I think I would like to see you develop on this changeling with his ability to be a individual...what would be even more interesting was to see how the changeling society changed because of this new development.....

4819153 Thats what i am saying... It was a tool used wrongly.

That was an amazing story and I enjoyed reading every word of it. But there is one thought that came to mind, and it was "How badly would the S**t hit the fan if she ever found out about the fact he's a changeling, knocked her up, and sent a letter to other changelings telling them to replace ponies?"

4819134 I find it stupid when people get all pissy over these types of little things. Because I have OCD and I find no issue with it. They're typos, they'll be fixed at some point.

4819174 I agree, I think a continuation of this particular changeling should go on, like how he is fitting in soceity and if the long run he does indeed tell his wife or she finds out. Though Carbon is using deceit to move in, he has made her familys life happier than ever so it would be interesting to see how she really feels and reacts towards him.

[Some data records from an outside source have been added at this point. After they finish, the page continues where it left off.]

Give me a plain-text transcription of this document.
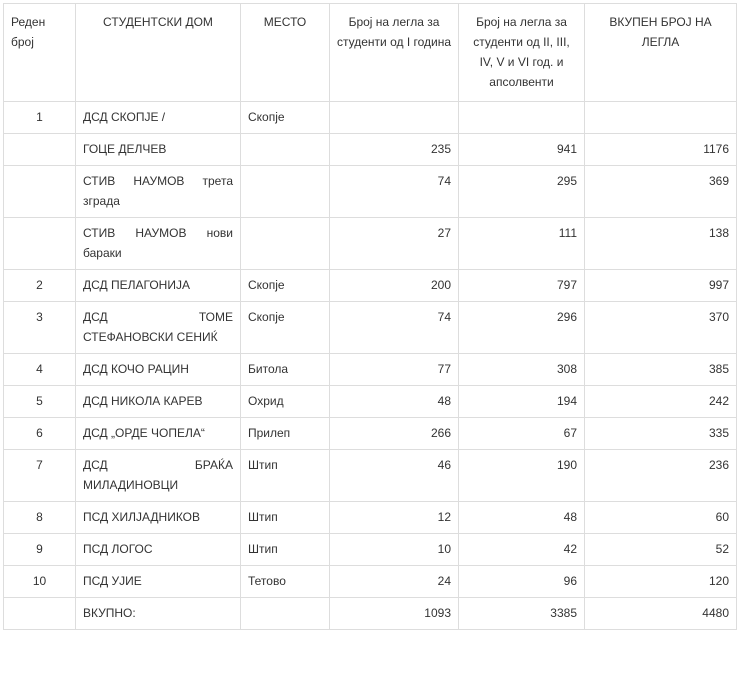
Реден број	СТУДЕНТСКИ ДОМ	МЕСТО	Број на легла за студенти од I година	Број на легла за студенти од II, III, IV, V и VI год. и апсолвенти	ВКУПЕН БРОЈ НА ЛЕГЛА
1	ДСД СКОПЈЕ /	Скопје			
	ГОЦЕ ДЕЛЧЕВ		235	941	1176
	СТИВ НАУМОВ трета зграда		74	295	369
	СТИВ НАУМОВ нови бараки		27	111	138
2	ДСД ПЕЛАГОНИЈА	Скопје	200	797	997
3	ДСД ТОМЕ СТЕФАНОВСКИ СЕНИЌ	Скопје	74	296	370
4	ДСД КОЧО РАЦИН	Битола	77	308	385
5	ДСД НИКОЛА КАРЕВ	Охрид	48	194	242
6	ДСД „ОРДЕ ЧОПЕЛА“	Прилеп	266	67	335
7	ДСД БРАЌА МИЛАДИНОВЦИ	Штип	46	190	236
8	ПСД ХИЛЈАДНИКОВ	Штип	12	48	60
9	ПСД ЛОГОС	Штип	10	42	52
10	ПСД УЈИЕ	Тетово	24	96	120
	ВКУПНО:		1093	3385	4480
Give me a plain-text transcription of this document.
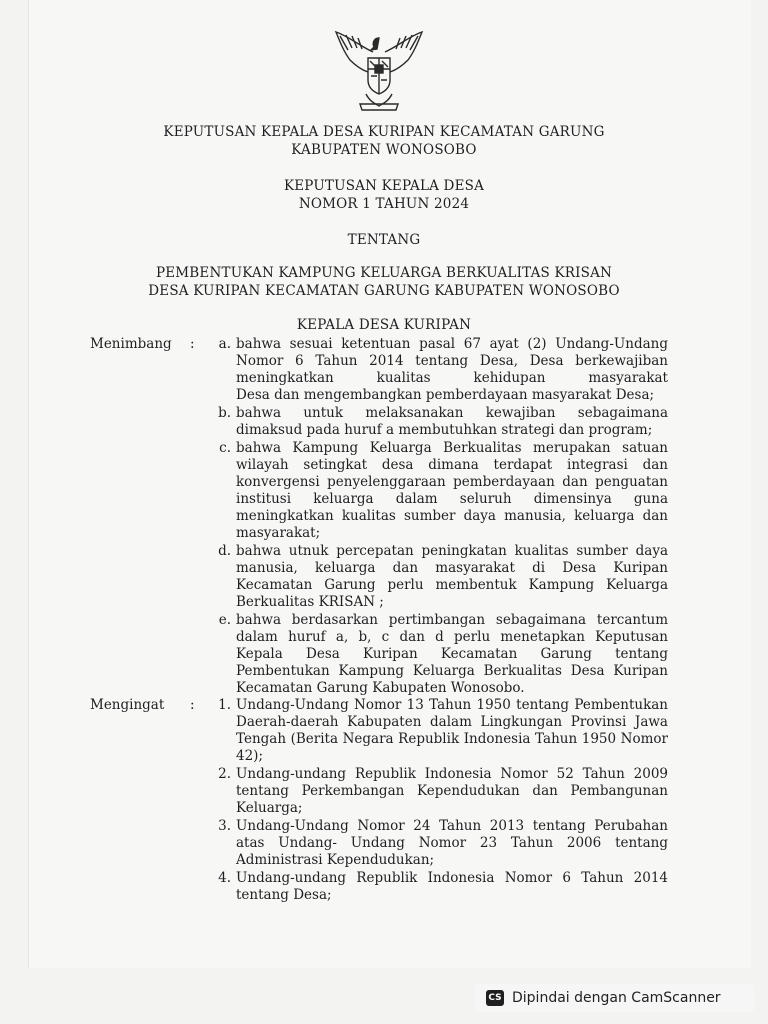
KEPUTUSAN KEPALA DESA KURIPAN KECAMATAN GARUNG
KABUPATEN WONOSOBO
KEPUTUSAN KEPALA DESA
NOMOR 1 TAHUN 2024
TENTANG
PEMBENTUKAN KAMPUNG KELUARGA BERKUALITAS KRISAN
DESA KURIPAN KECAMATAN GARUNG KABUPATEN WONOSOBO
KEPALA DESA KURIPAN
Menimbang :	a. bahwa sesuai ketentuan pasal 67 ayat (2) Undang-Undang
Nomor 6 Tahun 2014 tentang Desa, Desa berkewajiban
meningkatkan kualitas kehidupan masyarakat
Desa dan mengembangkan pemberdayaan masyarakat Desa;
b. bahwa untuk melaksanakan kewajiban sebagaimana
dimaksud pada huruf a membutuhkan strategi dan program;
c. bahwa Kampung Keluarga Berkualitas merupakan satuan
wilayah setingkat desa dimana terdapat integrasi dan
konvergensi penyelenggaraan pemberdayaan dan penguatan
institusi keluarga dalam seluruh dimensinya guna
meningkatkan kualitas sumber daya manusia, keluarga dan
masyarakat;
d. bahwa utnuk percepatan peningkatan kualitas sumber daya
manusia, keluarga dan masyarakat di Desa Kuripan
Kecamatan Garung perlu membentuk Kampung Keluarga
Berkualitas KRISAN ;
e. bahwa berdasarkan pertimbangan sebagaimana tercantum
dalam huruf a, b, c dan d perlu menetapkan Keputusan
Kepala Desa Kuripan Kecamatan Garung tentang
Pembentukan Kampung Keluarga Berkualitas Desa Kuripan
Kecamatan Garung Kabupaten Wonosobo.
Mengingat :	1. Undang-Undang Nomor 13 Tahun 1950 tentang Pembentukan
Daerah-daerah Kabupaten dalam Lingkungan Provinsi Jawa
Tengah (Berita Negara Republik Indonesia Tahun 1950 Nomor
42);
2. Undang-undang Republik Indonesia Nomor 52 Tahun 2009
tentang Perkembangan Kependudukan dan Pembangunan
Keluarga;
3. Undang-Undang Nomor 24 Tahun 2013 tentang Perubahan
atas Undang- Undang Nomor 23 Tahun 2006 tentang
Administrasi Kependudukan;
4. Undang-undang Republik Indonesia Nomor 6 Tahun 2014
tentang Desa;
CS Dipindai dengan CamScanner
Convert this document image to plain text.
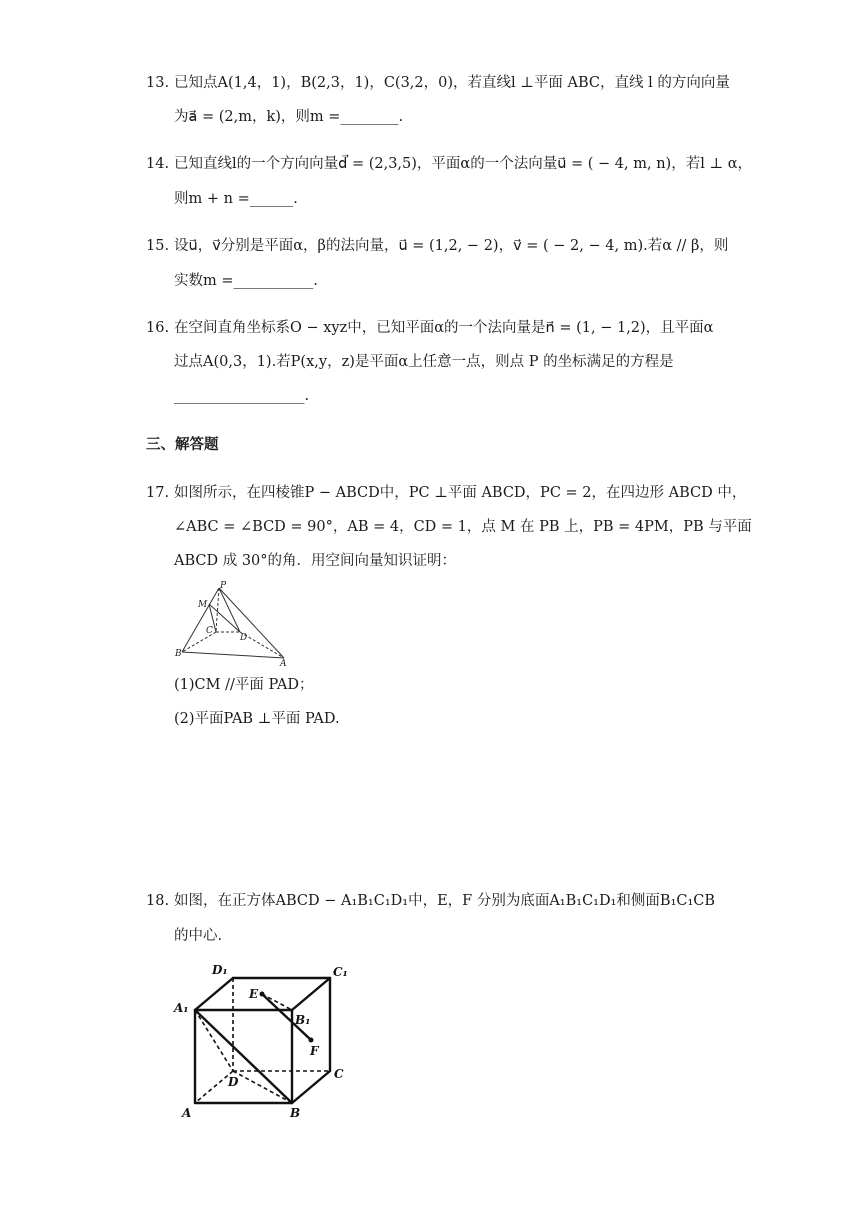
13. 已知点A(1,4，1)，B(2,3，1)，C(3,2，0)，若直线l ⊥平面 ABC，直线 l 的方向向量
为a⃗ = (2,m，k)，则m =________.
14. 已知直线l的一个方向向量d⃗ = (2,3,5)，平面α的一个法向量u⃗ = ( − 4, m, n)，若l ⊥ α，
则m + n =______.
15. 设u⃗，v⃗分别是平面α，β的法向量，u⃗ = (1,2, − 2)，v⃗ = ( − 2, − 4, m).若α // β，则
实数m =___________.
16. 在空间直角坐标系O − xyz中，已知平面α的一个法向量是n⃗ = (1, − 1,2)，且平面α
过点A(0,3，1).若P(x,y，z)是平面α上任意一点，则点 P 的坐标满足的方程是
__________________.
三、解答题
17. 如图所示，在四棱锥P − ABCD中，PC ⊥平面 ABCD，PC = 2，在四边形 ABCD 中，
∠ABC = ∠BCD = 90°，AB = 4，CD = 1，点 M 在 PB 上，PB = 4PM，PB 与平面
ABCD 成 30°的角．用空间向量知识证明：
P
M
C
D
B
A
(1)CM //平面 PAD；
(2)平面PAB ⊥平面 PAD.
18. 如图，在正方体ABCD − A₁B₁C₁D₁中，E，F 分别为底面A₁B₁C₁D₁和侧面B₁C₁CB
的中心.
D₁	C₁
A₁
B₁
E
F
D
C
A	B
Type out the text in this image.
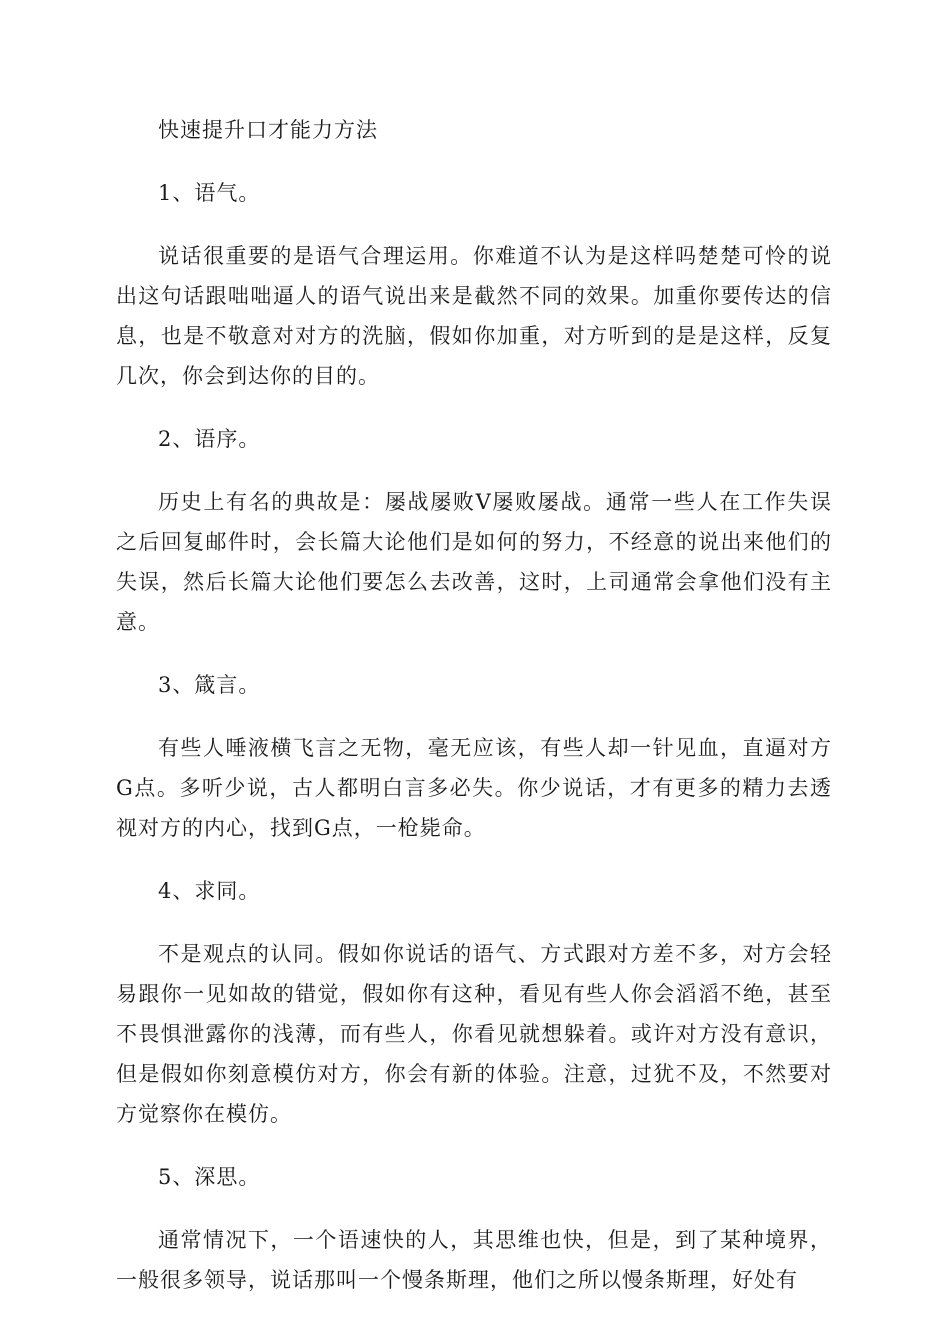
快速提升口才能力方法

1、语气。

说话很重要的是语气合理运用。你难道不认为是这样吗楚楚可怜的说出这句话跟咄咄逼人的语气说出来是截然不同的效果。加重你要传达的信息，也是不敬意对对方的洗脑，假如你加重，对方听到的是是这样，反复几次，你会到达你的目的。

2、语序。

历史上有名的典故是：屡战屡败Ⅴ屡败屡战。通常一些人在工作失误之后回复邮件时，会长篇大论他们是如何的努力，不经意的说出来他们的失误，然后长篇大论他们要怎么去改善，这时，上司通常会拿他们没有主意。

3、箴言。

有些人唾液横飞言之无物，毫无应该，有些人却一针见血，直逼对方G点。多听少说，古人都明白言多必失。你少说话，才有更多的精力去透视对方的内心，找到G点，一枪毙命。

4、求同。

不是观点的认同。假如你说话的语气、方式跟对方差不多，对方会轻易跟你一见如故的错觉，假如你有这种，看见有些人你会滔滔不绝，甚至不畏惧泄露你的浅薄，而有些人，你看见就想躲着。或许对方没有意识，但是假如你刻意模仿对方，你会有新的体验。注意，过犹不及，不然要对方觉察你在模仿。

5、深思。

通常情况下，一个语速快的人，其思维也快，但是，到了某种境界，一般很多领导，说话那叫一个慢条斯理，他们之所以慢条斯理，好处有
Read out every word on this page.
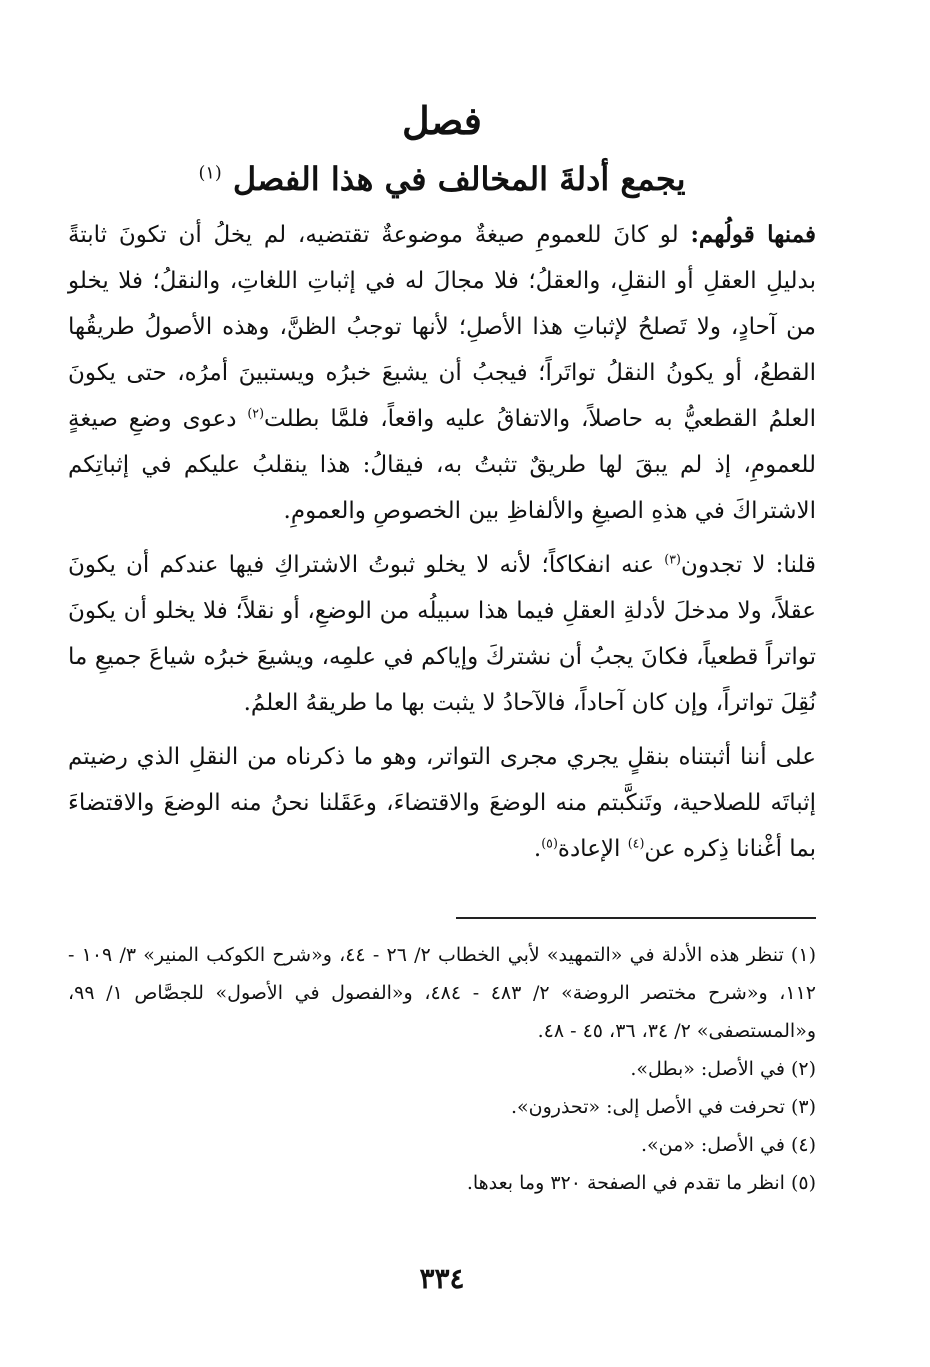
فصل
يجمع أدلةَ المخالف في هذا الفصل $^{(١)}$

فمنها قولُهم: لو كانَ للعمومِ صيغةٌ موضوعةٌ تقتضيه، لم يخلُ أن تكونَ ثابتةً بدليلِ العقلِ أو النقلِ، والعقلُ؛ فلا مجالَ له في إثباتِ اللغاتِ، والنقلُ؛ فلا يخلو من آحادٍ، ولا تَصلحُ لإثباتِ هذا الأصلِ؛ لأنها توجبُ الظنَّ، وهذه الأصولُ طريقُها القطعُ، أو يكونُ النقلُ تواتَراً؛ فيجبُ أن يشيعَ خبرُه ويستبينَ أمرُه، حتى يكونَ العلمُ القطعيُّ به حاصلاً، والاتفاقُ عليه واقعاً، فلمَّا بطلت$^{(٢)}$ دعوى وضعِ صيغةٍ للعمومِ، إذ لم يبقَ لها طريقٌ تثبتُ به، فيقالُ: هذا ينقلبُ عليكم في إثباتِكم الاشتراكَ في هذهِ الصيغِ والألفاظِ بين الخصوصِ والعمومِ.

قلنا: لا تجدون$^{(٣)}$ عنه انفكاكاً؛ لأنه لا يخلو ثبوتُ الاشتراكِ فيها عندكم أن يكونَ عقلاً، ولا مدخلَ لأدلةِ العقلِ فيما هذا سبيلُه من الوضعِ، أو نقلاً؛ فلا يخلو أن يكونَ تواتراً قطعياً، فكانَ يجبُ أن نشتركَ وإياكم في علمِه، ويشيعَ خبرُه شياعَ جميعِ ما نُقِلَ تواتراً، وإن كان آحاداً، فالآحادُ لا يثبت بها ما طريقهُ العلمُ.

على أننا أثبتناه بنقلٍ يجري مجرى التواتر، وهو ما ذكرناه من النقلِ الذي رضيتم إثباتَه للصلاحية، وتَنكَّبتم منه الوضعَ والاقتضاءَ، وعَقَلنا نحنُ منه الوضعَ والاقتضاءَ بما أغْنانا ذِكره عن$^{(٤)}$ الإعادة$^{(٥)}$.

(١) تنظر هذه الأدلة في «التمهيد» لأبي الخطاب ٢/ ٢٦ - ٤٤، و«شرح الكوكب المنير» ٣/ ١٠٩ - ١١٢، و«شرح مختصر الروضة» ٢/ ٤٨٣ - ٤٨٤، و«الفصول في الأصول» للجصَّاص ١/ ٩٩، و«المستصفى» ٢/ ٣٤، ٣٦، ٤٥ - ٤٨.

(٢) في الأصل: «بطل».

(٣) تحرفت في الأصل إلى: «تحذرون».

(٤) في الأصل: «من».

(٥) انظر ما تقدم في الصفحة ٣٢٠ وما بعدها.

٣٣٤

4820428 So, does this mean I can look forward to more, soon? :D

4820440 That would depend on the author of this story. For me, I have an issue with changelings not being found out for who they really are with a pony or family they are infiltrating. But if the author wants to leave this as it is, it's still a good ending though.

I can think of one other fanfic similar to this. This one shall inwardly comencee feeling the feels. Logic approves.

This has potention for a big series!